Par Mariam Barghouti

Ibrahim Al-Nabulsi représentait l’espoir de ranimer l’esprit de résistance dans une nouvelle génération. C’est pourquoi Israël l’a tué.

Huda, ou Um Eyad, la mère d’Ibrahim al-Nablusi, le jeune résistant de 18 ans assassiné, est assise à côté de sa fille, l’unique soeur d’Ibrahim, Shahd al-Nabulsi âgée de 23 ans.

La robe bleu marine de Shahd contraste avec son foulard violet immaculé. Une tache se trouve cachée sous ses mains, sur le côté gauche de sa robe. Légèrement plus foncée que le reste de sa robe, elle ne semble pas à sa place.

Um Eyad capte mon regard. « C’est le sang d’Ibrahim, la tache », dit-elle. La veille, le 9 août, Um Eyad a perdu son troisième enfant, Ibrahim, qui n’a pas atteint son 19e anniversaire en octobre.

Cet après-midi-là, le cimetière Gharbiyyeh de Khallet al-Amoud à Naplouse recevait trois corps de plus. Ibrahim al-Nabulsi, Hussein Taha et Islam Subuh y reposaient maintenant. Tous trois ont été tués lors d’une opération militaire israélienne menée en coordination avec les services de renseignement israéliens, le 9 août dans la vieille ville de Naplouse, dans le nord de la Cisjordanie occupée.

Shahd Nabulsi (au centre), sœur d’Ibrahim al-Nabulsi, est assise parmi un groupe de personnes en deuil avec les familles des martyrs Islam Subuh, 32 ans, et Hussein Jamal Taha, 16 ans – Photo : Vivian Tabar

Um Eyad est maintenant facilement reconnaissable, après que les médias palestiniens aient été inondés d’une image d’elle coupant à travers la foule de milliers de personnes, principalement des hommes, qui assistaient aux funérailles des martyrs, se dirigeant vers lea dépouille du « lion de Naplouse ».

C’était un spectacle différent des images habituelles d’hommes portant les défunts.

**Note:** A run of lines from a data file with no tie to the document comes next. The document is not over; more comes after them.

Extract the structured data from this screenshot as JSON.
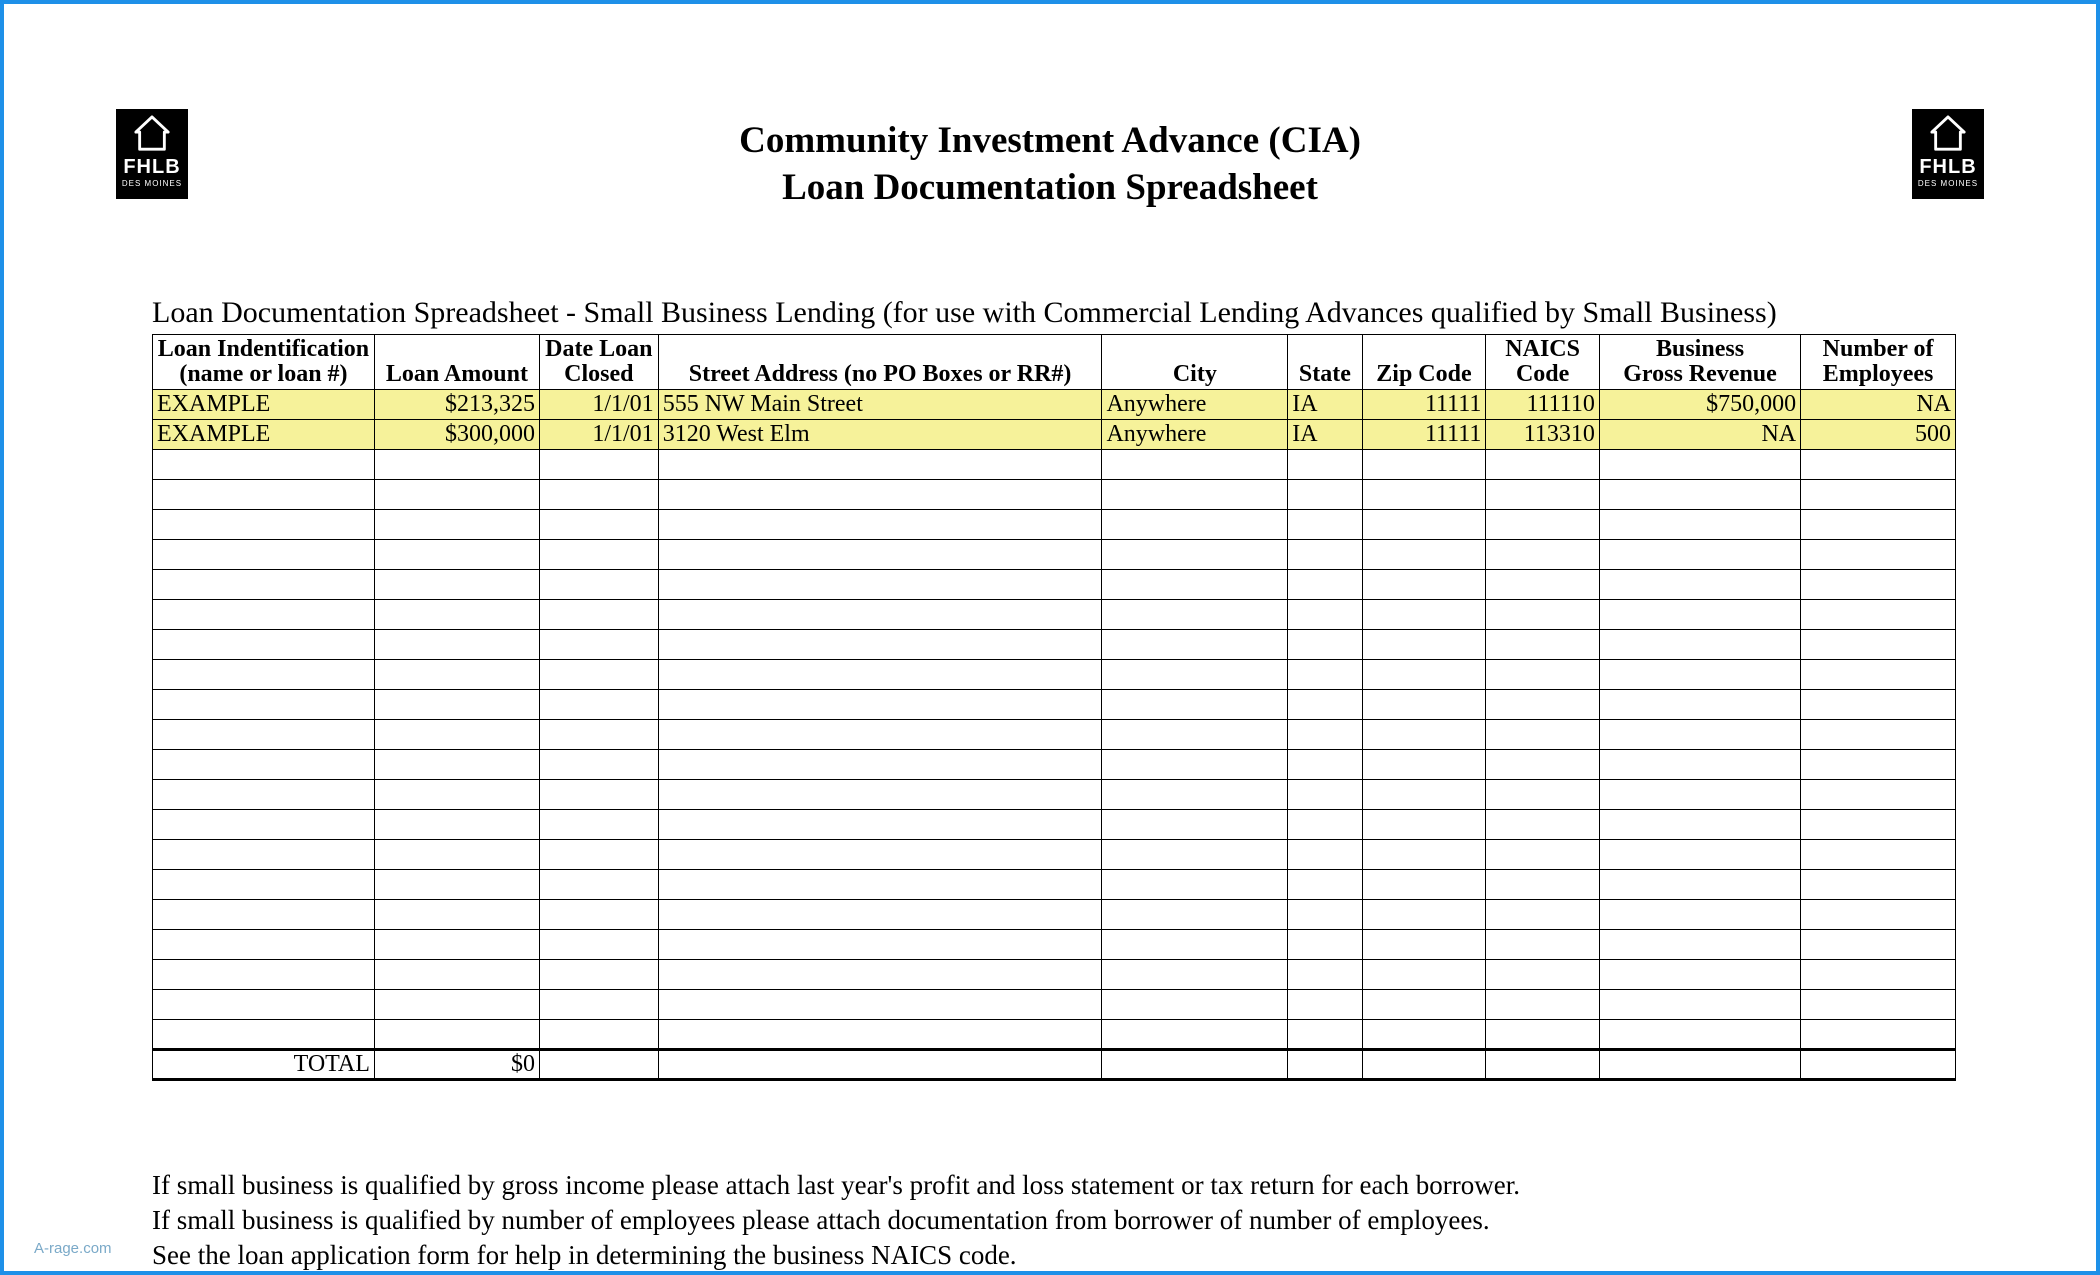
{
  "header": {
    "title1": "Community Investment Advance (CIA)",
    "title2": "Loan Documentation Spreadsheet",
    "logo_text": "FHLB",
    "logo_city": "DES MOINES"
  },
  "subtitle": "Loan Documentation Spreadsheet - Small Business Lending (for use with Commercial Lending Advances qualified by Small Business)",
  "columns": {
    "c1a": "Loan Indentification",
    "c1b": "(name or loan #)",
    "c2": "Loan Amount",
    "c3a": "Date Loan",
    "c3b": "Closed",
    "c4": "Street Address (no PO Boxes or RR#)",
    "c5": "City",
    "c6": "State",
    "c7": "Zip Code",
    "c8a": "NAICS",
    "c8b": "Code",
    "c9a": "Business",
    "c9b": "Gross Revenue",
    "c10a": "Number of",
    "c10b": "Employees"
  },
  "rows": [
    {
      "id": "EXAMPLE",
      "amount": "$213,325",
      "date": "1/1/01",
      "street": "555 NW Main Street",
      "city": "Anywhere",
      "state": "IA",
      "zip": "11111",
      "naics": "111110",
      "revenue": "$750,000",
      "employees": "NA"
    },
    {
      "id": "EXAMPLE",
      "amount": "$300,000",
      "date": "1/1/01",
      "street": "3120 West Elm",
      "city": "Anywhere",
      "state": "IA",
      "zip": "11111",
      "naics": "113310",
      "revenue": "NA",
      "employees": "500"
    }
  ],
  "blank_row_count": 20,
  "total": {
    "label": "TOTAL",
    "amount": "$0"
  },
  "footnotes": {
    "l1": "If small business is qualified by gross income please attach last year's profit and loss statement or tax return for each borrower.",
    "l2": "If small business is qualified by number of employees please attach documentation from borrower of number of employees.",
    "l3": "See the loan application form for help in determining the business NAICS code."
  },
  "watermark": "A-rage.com"
}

Elle ne l’a pas fait parce que c’était le corps d’une nouvelle icône palestinienne, mais parce que c’était son fils.

Le 10 août, à l’intérieur de la petite salle communautaire du quartier de Khallet Al-Amoud, dans la vieille ville de Naplouse, les femmes étaient assises dans une tenue noire, qui contrastait avec les foulards blancs éclatants sur leurs têtes.

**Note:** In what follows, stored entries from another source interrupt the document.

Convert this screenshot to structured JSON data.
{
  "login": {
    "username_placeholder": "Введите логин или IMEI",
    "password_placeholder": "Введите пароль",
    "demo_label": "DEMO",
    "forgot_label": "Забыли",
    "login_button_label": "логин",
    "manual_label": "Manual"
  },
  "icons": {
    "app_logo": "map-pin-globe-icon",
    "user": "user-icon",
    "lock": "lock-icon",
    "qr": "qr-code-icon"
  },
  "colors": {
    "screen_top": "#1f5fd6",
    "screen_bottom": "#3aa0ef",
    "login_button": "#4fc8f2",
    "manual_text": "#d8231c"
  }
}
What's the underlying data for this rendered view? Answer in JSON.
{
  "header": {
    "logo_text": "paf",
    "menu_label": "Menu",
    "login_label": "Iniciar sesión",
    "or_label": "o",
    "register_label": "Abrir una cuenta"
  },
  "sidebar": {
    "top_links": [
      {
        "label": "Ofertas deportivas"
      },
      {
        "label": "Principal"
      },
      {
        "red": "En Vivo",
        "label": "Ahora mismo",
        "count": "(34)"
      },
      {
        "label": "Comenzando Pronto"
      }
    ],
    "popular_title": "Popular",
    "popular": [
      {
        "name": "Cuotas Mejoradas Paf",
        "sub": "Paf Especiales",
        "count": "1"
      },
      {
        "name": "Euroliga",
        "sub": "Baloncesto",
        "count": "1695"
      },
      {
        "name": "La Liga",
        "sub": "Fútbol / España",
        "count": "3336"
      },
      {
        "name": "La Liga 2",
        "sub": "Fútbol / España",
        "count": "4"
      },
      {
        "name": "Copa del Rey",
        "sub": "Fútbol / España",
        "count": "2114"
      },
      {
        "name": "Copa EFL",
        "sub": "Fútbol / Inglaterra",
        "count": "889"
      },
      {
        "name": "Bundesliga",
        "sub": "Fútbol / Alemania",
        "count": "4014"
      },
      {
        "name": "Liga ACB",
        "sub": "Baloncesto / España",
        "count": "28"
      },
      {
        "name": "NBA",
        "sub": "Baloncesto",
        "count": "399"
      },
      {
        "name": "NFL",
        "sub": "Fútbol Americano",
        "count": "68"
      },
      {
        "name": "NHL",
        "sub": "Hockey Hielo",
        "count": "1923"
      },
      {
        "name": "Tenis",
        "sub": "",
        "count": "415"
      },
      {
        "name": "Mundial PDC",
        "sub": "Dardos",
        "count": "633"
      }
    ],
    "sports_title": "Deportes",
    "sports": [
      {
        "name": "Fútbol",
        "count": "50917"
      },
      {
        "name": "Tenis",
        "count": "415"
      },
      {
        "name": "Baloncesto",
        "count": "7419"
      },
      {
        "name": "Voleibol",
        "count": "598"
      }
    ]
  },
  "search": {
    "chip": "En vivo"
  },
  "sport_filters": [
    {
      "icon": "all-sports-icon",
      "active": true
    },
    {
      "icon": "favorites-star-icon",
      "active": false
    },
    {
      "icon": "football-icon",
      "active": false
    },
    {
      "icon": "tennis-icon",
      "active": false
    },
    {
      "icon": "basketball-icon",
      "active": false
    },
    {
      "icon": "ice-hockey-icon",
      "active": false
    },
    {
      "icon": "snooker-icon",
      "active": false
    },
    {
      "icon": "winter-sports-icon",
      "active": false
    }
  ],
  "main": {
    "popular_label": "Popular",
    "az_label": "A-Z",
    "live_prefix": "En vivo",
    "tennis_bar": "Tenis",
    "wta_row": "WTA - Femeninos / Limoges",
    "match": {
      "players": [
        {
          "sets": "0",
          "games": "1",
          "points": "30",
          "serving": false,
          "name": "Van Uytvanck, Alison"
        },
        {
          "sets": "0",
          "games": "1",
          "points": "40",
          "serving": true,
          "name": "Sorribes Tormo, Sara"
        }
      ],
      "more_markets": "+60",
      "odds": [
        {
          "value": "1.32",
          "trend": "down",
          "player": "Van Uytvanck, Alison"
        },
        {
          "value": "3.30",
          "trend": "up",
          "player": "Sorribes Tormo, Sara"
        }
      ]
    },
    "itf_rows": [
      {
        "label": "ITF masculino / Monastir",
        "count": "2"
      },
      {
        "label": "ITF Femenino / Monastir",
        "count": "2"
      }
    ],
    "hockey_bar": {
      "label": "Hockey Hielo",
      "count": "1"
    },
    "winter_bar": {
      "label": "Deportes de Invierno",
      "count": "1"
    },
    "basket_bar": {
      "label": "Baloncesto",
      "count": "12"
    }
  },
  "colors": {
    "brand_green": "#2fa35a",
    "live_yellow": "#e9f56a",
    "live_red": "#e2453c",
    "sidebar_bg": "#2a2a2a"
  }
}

Leurs épaules étaient couvertes de kuffiyehs palestiniens noirs et blancs afin que ceux qui leur rendaient hommage puissent les distinguer plus facilement du reste de la foule des femmes en deuil.

Le plus jeune des martyrs, Hussein Taha, n’avait que 16 ans lorsqu’il a été assassiné. Sa mère et sa sœur étaient assises à côté d’Um Eyad, en larmes et souriant avec peine pour accueillir les invités qui affluaient. Le plus âgé des martyrs, Islam Subuh, 32 ans, a également été tué dans la bataille, un événement qui marque dorénavant une nouvelle ère dans la résistance armée palestinienne.

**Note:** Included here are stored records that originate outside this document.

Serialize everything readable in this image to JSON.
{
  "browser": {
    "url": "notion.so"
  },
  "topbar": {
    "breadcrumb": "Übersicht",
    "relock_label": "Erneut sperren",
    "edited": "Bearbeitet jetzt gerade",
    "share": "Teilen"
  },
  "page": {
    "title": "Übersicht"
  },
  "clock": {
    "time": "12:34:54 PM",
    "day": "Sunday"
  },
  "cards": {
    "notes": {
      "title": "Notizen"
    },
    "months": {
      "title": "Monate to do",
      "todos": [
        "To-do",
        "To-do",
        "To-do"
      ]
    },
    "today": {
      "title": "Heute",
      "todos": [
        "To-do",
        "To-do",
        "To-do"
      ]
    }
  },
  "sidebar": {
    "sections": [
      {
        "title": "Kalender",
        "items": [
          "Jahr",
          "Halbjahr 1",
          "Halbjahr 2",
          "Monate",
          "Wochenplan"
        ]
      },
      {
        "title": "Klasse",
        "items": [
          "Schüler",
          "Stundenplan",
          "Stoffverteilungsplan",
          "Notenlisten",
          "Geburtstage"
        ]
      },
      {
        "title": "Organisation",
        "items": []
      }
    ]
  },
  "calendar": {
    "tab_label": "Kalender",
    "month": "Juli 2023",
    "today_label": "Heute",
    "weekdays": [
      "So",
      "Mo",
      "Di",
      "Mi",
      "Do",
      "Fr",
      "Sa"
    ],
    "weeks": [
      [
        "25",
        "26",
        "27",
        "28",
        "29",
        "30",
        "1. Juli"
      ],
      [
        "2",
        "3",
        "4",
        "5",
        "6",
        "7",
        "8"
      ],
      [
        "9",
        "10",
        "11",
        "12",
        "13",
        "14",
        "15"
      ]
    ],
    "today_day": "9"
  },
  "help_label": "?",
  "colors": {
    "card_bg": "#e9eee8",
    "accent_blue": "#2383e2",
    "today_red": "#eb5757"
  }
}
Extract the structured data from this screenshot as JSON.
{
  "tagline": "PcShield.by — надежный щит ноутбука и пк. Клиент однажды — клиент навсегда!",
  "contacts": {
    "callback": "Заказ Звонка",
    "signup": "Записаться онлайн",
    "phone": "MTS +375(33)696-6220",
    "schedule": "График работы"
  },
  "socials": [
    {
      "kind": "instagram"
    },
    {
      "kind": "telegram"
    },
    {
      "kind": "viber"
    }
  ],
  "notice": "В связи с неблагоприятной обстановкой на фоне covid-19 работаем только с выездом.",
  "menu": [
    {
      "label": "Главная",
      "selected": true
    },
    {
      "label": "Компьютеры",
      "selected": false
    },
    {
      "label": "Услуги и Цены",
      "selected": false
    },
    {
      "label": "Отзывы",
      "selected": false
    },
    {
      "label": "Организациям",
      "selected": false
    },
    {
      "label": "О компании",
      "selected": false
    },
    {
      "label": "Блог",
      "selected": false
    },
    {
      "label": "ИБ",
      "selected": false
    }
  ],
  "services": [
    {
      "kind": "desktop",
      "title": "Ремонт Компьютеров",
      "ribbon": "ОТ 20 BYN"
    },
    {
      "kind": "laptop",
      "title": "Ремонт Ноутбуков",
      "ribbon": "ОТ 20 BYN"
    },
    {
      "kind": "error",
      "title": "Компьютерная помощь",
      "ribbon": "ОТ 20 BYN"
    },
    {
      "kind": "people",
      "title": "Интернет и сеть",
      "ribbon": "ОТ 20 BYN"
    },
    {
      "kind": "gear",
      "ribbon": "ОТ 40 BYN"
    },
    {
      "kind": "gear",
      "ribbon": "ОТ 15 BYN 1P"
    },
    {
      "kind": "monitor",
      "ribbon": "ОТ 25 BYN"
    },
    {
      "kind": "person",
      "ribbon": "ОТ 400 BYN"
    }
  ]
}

La salle était remplie de mères, d’épouses et de sœurs de martyrs palestiniens tués par le régime colonial. Des bus de familles de martyrs de Jénine et d’autres régions de Cisjordanie ne cessaient d’arriver sur les lieux. Les jeunes femmes de la petite ville de Khallet al-Amoud se sont déplacées rapidement pour servir du café – une tradition de deuil en Palestine – et de l’eau pour étancher la soif des endeuillés à cause de la chaleur.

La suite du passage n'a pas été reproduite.